There are many circumstances where you can get fired for being sick. Learn about the exceptions to this, and how to increase your chances of keeping your job.
Too Sick to Work?
If it doesn’t look like you’ll be able to return to work for some time due to an illness, you might ask, “Can you get fired for being sick?" Your doctor may insist that you stay home to recover, and your employer may ask you to stay away from the job site if your presence could spread illness or disease to your co-workers. When you don’t have a choice, it can be frustrating to face the possibility of losing your job. The employer does have a right to fire you for being sick, as long as it’s not related to a pregnancy.

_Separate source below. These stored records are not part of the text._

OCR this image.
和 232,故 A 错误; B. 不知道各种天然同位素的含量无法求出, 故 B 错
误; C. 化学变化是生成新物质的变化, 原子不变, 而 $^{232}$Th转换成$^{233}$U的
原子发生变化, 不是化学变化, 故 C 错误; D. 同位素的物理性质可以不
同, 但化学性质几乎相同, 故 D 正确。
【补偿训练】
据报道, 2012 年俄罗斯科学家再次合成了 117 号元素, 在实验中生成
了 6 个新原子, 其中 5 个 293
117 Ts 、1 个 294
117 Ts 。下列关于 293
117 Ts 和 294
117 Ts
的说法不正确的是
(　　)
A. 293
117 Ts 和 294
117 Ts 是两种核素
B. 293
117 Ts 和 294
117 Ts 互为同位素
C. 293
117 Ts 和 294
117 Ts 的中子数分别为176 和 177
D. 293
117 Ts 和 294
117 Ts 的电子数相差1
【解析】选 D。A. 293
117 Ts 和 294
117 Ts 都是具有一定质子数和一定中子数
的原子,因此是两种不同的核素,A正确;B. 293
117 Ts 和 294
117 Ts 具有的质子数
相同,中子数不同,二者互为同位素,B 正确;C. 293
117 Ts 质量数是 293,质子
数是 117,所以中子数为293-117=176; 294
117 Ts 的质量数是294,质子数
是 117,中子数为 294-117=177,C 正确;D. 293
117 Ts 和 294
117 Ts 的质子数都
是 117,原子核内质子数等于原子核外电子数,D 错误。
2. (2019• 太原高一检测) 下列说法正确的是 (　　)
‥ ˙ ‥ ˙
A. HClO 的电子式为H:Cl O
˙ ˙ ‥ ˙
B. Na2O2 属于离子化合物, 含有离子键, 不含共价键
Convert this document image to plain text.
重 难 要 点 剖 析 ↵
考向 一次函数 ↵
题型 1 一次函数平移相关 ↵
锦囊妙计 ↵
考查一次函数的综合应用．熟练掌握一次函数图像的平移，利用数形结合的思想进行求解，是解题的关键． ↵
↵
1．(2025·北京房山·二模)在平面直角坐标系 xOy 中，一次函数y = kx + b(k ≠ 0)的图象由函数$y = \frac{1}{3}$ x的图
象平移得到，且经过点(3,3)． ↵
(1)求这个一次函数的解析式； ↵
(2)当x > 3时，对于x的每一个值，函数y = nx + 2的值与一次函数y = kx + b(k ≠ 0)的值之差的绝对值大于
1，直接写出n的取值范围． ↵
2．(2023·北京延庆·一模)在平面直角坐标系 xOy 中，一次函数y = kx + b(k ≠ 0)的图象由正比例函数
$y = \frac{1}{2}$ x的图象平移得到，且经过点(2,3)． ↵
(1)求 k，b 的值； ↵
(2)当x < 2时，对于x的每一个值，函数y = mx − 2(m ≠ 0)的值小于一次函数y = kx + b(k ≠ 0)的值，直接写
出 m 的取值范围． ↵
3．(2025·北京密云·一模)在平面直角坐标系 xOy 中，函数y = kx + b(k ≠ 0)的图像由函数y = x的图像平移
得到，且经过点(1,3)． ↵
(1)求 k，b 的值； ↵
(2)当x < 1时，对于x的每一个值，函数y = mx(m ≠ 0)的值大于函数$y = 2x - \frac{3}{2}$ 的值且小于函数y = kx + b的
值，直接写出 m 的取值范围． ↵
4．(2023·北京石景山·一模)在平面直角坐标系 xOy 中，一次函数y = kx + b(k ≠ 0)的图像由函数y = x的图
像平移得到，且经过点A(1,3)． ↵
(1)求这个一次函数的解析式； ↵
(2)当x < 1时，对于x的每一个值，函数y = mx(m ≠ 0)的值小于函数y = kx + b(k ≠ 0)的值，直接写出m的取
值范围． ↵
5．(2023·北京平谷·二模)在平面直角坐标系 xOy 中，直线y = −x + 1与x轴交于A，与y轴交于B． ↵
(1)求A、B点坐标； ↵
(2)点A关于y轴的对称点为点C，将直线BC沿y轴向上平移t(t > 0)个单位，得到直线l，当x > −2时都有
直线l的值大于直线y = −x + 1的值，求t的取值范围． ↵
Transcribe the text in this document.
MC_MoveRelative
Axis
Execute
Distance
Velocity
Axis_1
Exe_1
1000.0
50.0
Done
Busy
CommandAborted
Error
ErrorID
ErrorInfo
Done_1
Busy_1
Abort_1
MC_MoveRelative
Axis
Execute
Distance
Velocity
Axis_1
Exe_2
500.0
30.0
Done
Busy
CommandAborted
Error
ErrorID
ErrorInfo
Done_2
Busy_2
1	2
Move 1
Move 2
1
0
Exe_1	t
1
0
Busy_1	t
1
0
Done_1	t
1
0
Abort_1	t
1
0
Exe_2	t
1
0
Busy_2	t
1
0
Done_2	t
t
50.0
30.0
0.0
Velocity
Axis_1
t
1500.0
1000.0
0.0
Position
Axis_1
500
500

United States Federal Family and Medical Leave Act
Federal laws in the United States provide some protection under the Family and Medical Leave Act (FMLA), which may prevent your employer from firing you for being sick. Not every employee or employer is covered. You would have to work for your employer for at least 12 months and for an additional 1,250 hours prior to the time that you ask your boss for sick leave. The employer has to have at least 50 employees, and meet other requirements. Under the federal FMLA, the answer to the question “Can you get fired for being sick?" depends on how serious the sickness is. The employer cannot fire you without being guilty of wrongful termination if the illness:
- Requires you to be hospitalized
- Involves multiple treatments
- Is related to taking time off to birth a child
Your employer must provide up to 12 weeks time off, but your employer is not required to pay you. The employer has a right and often will require proof from a physician that one of these conditions applies to your situation. States have their own version of FMLA, and it’s important to consult with an attorney or do your own research to see how your home state’s laws modify or add to the federal FMLA.
Yes, You Can Get Fired
If FMLA doesn’t cover your sickness, you can get fired. The employer has a right to expect your labor, and when you’re not there, the employer loses time and money. You do have some options that will help you survive employment termination, though. For example, an employer may fire you but offer you a severance package, if you’ve been with the company for some time. The money and benefits may be enough to hold you over until you recover and find another job.
The employer may even hire you at a later date, depending on the circumstances, the history of your relationship and how you responded to the firing. It’s also a good idea to save enough money to last you three months when you’re working, just in case you do get fired. You won’t have to panic about paying the bills as you’re recovering from an illness.
Although the answer to the question “Can you get fired for being sick?" is yes, you still have to protect your health. If you truly are unable to return to work, do the best you can to help your employer see that your request for time off is legitimate and necessary. If you do get fired and FMLA doesn’t apply, focus on recovery first, and then find another job.